Since that day, my kitchen has become my personal vegan sausage factory. I make a huge batch, then freeze them individually so I always have a quick and delicious breakfast or addition to any meal on hand. The best part is that they are much cheaper to make than store-bought alternatives. This is a cost saving plus for the entire family. I’ve even started experimenting with different flavor combinations—adding smoked paprika for a smoky kick, or incorporating finely chopped vegetables for extra texture. I’ve become quite the vegan sausage alchemist.

My vegan sausage journey hasn't just transformed my breakfast routine; it’s become a testament to the power of homemade cooking and a reminder that even the simplest ingredients can create culinary magic. So, if you're a fellow vegan sausage enthusiast (or even just a curious cook), I highly recommend trying this recipe. It might just change your breakfast (and maybe your life!) for the better.

Beyond the Sausage: Embracing the Joy of Homemade Food

This experience has taught me much more than just how to make fantastic vegan sausages. It's ignited a passion within me for creating more meals from scratch. There's something incredibly satisfying about transforming simple ingredients into something delicious and nourishing. It's a connection to the food itself, a deeper understanding of where it comes from and how it's made, that you just don't get with processed foods. I find myself spending more time in the kitchen, not as a chore, but as a creative outlet, a place to experiment, to learn, and to connect with my family through shared meals.

The cost savings are an added bonus, of course. Making my own vegan sausages, and other meals, allows me to control the ingredients and ultimately, the quality of food that my family consumes. It's a far cry from the days of endlessly searching store shelves for a decent alternative. Now, I can confidently and deliciously say that I'm providing myself with healthy and affordable meals, made with love.

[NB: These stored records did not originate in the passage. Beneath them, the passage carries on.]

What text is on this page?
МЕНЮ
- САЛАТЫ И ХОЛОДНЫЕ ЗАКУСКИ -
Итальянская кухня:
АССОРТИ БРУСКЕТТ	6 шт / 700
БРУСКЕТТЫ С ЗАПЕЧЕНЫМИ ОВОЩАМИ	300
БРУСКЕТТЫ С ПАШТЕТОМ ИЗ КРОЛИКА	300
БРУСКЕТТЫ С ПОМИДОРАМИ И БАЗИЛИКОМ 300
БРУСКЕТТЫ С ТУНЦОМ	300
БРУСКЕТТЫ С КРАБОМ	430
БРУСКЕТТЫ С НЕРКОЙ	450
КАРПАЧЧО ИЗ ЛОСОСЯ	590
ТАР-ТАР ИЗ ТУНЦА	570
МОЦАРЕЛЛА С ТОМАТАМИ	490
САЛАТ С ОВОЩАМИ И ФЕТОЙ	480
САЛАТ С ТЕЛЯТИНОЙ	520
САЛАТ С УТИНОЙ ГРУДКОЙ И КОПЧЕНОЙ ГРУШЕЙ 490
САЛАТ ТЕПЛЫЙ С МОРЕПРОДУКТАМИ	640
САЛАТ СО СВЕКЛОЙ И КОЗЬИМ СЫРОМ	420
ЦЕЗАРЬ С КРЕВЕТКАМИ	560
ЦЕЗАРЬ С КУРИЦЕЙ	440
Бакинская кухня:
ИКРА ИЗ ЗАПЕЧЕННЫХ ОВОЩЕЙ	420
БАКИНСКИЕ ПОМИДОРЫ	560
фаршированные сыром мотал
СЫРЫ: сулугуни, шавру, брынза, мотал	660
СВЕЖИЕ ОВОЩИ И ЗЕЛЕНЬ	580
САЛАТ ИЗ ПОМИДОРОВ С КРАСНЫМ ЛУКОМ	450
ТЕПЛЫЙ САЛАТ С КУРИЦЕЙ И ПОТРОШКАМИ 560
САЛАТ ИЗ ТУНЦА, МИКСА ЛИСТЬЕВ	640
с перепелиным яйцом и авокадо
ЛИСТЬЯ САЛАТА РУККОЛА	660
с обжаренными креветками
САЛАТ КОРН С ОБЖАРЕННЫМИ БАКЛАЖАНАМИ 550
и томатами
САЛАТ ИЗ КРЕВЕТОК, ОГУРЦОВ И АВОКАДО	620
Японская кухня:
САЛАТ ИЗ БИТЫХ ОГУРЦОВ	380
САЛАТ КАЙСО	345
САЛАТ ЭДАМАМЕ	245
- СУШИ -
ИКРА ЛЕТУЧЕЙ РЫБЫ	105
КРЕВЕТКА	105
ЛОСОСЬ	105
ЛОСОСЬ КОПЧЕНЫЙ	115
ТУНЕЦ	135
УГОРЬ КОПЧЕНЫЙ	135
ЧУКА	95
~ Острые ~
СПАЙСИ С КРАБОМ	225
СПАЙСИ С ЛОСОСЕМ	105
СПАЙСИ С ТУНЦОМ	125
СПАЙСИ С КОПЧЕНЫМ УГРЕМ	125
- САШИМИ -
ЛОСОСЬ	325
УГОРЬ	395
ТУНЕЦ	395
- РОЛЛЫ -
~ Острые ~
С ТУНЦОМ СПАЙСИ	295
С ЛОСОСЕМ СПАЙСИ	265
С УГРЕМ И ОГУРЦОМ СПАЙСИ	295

A Recipe for Life's Little Victories

The journey from store-bought veggie sausage skeptic to homemade vegan sausage hero has been more than just a culinary adventure; it's been a lesson in self-sufficiency, resourcefulness, and the unexpected joys of simple cooking. It’s a reminder that the most satisfying meals often come from the most unexpected places. The simple act of creating something delicious from scratch is a small victory in itself, a moment of empowerment that enhances not just our plates, but our spirits, too. And who knows, maybe this journey will inspire you to try making your own version of something that seems impossible!